Franklin-Christoph Poetry Contest
Deadline: November 30, 2008
Genre: Poetry
Prizes: They will award $2500 in total prizes, including the $1000 cash grand prize. 10 Merit Award Winners will receive $150 writing instruments.
Details: Original, unpublished poem of any theme. Limit of 2 entries per contestant. Entries should not exceed 100 lines each.
Scribophile Novel Writing Contest
Deadline: November 30, 2008
Genre: Books
Prizes: First prize: $50 Amazon.com gift card. Second prize: $25 Amazon.com gift card
Details: Your entry must be the first chapter (up to 4,000 words) or first 4,000 words of a piece of long fiction. Your entry doesn't have to be a chapter, but it should not exceed 4,000 words.
The Writer's Digest 9th Annual Short Short Story Competition
Deadline: December 1, 2008.
Genre: Fiction.
Prizes: First Place: $3,000. The First-Place winner has the option of a FREE "Best Seller Publishing Package" from Trafford Publishing, a leading provider of book-publishing services. Second Place: $1,500. Third Place: $500. Fourth Through Tenth Place: $100. Eleventh Through Twenty-Fifth Place: $50 gift certificate for Writer's Digest Books.
Details: They're looking for fiction that's bold, brilliant...but brief. Send your best in 1,500 words or fewer.
Anna Davidson Rosenberg Awards
Deadline: December 1, 2008
Genre: Poetry
Prizes: A total of $3,000 in prize money will be awarded to winners in 1st place, 2nd place, and honorable mention categories.
Details: This contest awards cash prizes for poems on the Jewish experience. 1 - 3 original, unpublished poems of no more than ten pages.
Elie Wiesel Prize in Ethics Essay Contest
Deadline: December 7, 2008
For: Full-time US college undergraduates
Genre: Nonfiction
Prizes: $5000, $2500, $1500 and 2 honorable mentions $500.
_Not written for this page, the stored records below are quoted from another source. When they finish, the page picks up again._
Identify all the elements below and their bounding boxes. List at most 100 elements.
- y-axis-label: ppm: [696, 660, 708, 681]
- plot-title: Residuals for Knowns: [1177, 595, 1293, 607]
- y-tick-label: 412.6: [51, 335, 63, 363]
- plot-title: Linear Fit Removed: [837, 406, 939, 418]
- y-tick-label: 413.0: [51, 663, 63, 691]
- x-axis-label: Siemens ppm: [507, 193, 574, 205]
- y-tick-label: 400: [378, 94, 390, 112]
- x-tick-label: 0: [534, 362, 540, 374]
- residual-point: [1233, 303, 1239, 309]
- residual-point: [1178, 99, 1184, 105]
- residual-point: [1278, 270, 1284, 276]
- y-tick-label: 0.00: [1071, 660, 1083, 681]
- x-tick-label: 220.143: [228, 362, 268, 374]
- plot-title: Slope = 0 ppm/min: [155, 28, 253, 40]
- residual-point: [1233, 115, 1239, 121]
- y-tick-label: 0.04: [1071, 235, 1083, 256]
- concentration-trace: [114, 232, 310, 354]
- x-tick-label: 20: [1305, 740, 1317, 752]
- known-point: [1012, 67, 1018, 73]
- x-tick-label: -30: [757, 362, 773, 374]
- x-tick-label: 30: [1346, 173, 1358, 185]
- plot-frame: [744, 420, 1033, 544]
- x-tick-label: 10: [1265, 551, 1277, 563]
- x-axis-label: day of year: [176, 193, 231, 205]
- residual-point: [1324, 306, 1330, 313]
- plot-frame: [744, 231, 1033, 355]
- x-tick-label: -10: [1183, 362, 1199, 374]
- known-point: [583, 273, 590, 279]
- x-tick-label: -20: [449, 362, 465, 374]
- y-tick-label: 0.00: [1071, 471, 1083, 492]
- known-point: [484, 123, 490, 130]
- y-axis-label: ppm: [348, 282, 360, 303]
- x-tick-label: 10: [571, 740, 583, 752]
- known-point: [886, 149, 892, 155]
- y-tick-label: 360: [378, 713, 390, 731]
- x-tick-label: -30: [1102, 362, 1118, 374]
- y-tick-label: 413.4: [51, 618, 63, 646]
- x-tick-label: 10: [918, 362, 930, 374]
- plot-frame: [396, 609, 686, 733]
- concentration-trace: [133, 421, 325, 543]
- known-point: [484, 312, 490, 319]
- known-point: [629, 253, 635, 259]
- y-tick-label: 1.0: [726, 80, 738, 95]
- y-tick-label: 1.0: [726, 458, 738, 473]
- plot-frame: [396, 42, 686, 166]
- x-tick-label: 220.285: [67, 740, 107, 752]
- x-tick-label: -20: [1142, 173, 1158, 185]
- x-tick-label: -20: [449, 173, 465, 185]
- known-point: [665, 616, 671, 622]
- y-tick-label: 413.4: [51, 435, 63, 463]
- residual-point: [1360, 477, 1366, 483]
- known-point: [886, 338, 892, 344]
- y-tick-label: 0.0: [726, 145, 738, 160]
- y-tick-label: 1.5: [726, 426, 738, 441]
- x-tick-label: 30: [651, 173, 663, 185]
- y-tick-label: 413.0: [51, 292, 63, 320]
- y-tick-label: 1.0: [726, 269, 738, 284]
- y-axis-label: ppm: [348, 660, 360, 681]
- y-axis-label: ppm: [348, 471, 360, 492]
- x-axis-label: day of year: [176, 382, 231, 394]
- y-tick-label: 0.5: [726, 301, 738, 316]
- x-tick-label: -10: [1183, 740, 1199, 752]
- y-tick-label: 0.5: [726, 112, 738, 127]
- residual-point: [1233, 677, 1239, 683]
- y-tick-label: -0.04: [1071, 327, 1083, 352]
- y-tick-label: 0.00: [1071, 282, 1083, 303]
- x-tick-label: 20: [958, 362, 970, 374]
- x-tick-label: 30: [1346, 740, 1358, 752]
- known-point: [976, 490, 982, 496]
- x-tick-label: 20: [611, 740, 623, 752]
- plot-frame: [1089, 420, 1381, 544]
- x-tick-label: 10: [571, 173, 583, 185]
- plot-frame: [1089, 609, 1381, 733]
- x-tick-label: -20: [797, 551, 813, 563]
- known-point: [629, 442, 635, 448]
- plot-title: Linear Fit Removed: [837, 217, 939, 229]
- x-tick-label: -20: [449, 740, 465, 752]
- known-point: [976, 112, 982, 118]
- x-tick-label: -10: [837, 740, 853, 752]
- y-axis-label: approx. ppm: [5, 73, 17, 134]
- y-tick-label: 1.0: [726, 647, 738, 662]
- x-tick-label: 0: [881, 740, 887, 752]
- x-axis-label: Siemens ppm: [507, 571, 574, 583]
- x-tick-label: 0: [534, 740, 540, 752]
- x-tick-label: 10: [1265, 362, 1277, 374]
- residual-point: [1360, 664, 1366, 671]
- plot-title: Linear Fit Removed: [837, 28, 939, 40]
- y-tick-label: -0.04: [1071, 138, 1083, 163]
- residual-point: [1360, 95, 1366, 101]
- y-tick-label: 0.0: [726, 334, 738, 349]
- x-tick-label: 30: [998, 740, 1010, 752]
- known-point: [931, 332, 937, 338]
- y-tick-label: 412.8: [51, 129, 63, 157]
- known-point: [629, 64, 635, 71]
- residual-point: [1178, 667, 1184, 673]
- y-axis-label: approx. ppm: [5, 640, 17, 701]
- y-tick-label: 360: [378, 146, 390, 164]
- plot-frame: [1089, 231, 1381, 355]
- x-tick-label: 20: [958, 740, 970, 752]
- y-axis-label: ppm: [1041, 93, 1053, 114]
Details: 3000–4000 word essays.
The Elie Wiesel Prize in Ethics Essay Contest is an annual competition designed to challenge college students to analyze the urgent ethical issues confronting them in today's complex world. Students are encouraged to write thought-provoking personal essays that raise questions, single out issues and are rational arguments for ethical action. This year's suggested topics are:
- What does your own experience tell you about the relationship between politics and ethics and, in particular, what could be done to make politics more ethical?
- Articulate with clarity an ethical issue you have encountered and analyze what it has taught you about ethics and yourself.
- Carefully examine the ethical aspects or implications of a major literary work, a film or a significant piece of art.
- Clearly analyze the relationship between religion and ethics in today's world.
- How does a recent political or cultural event shed light on the ethics of rebellion/revolution?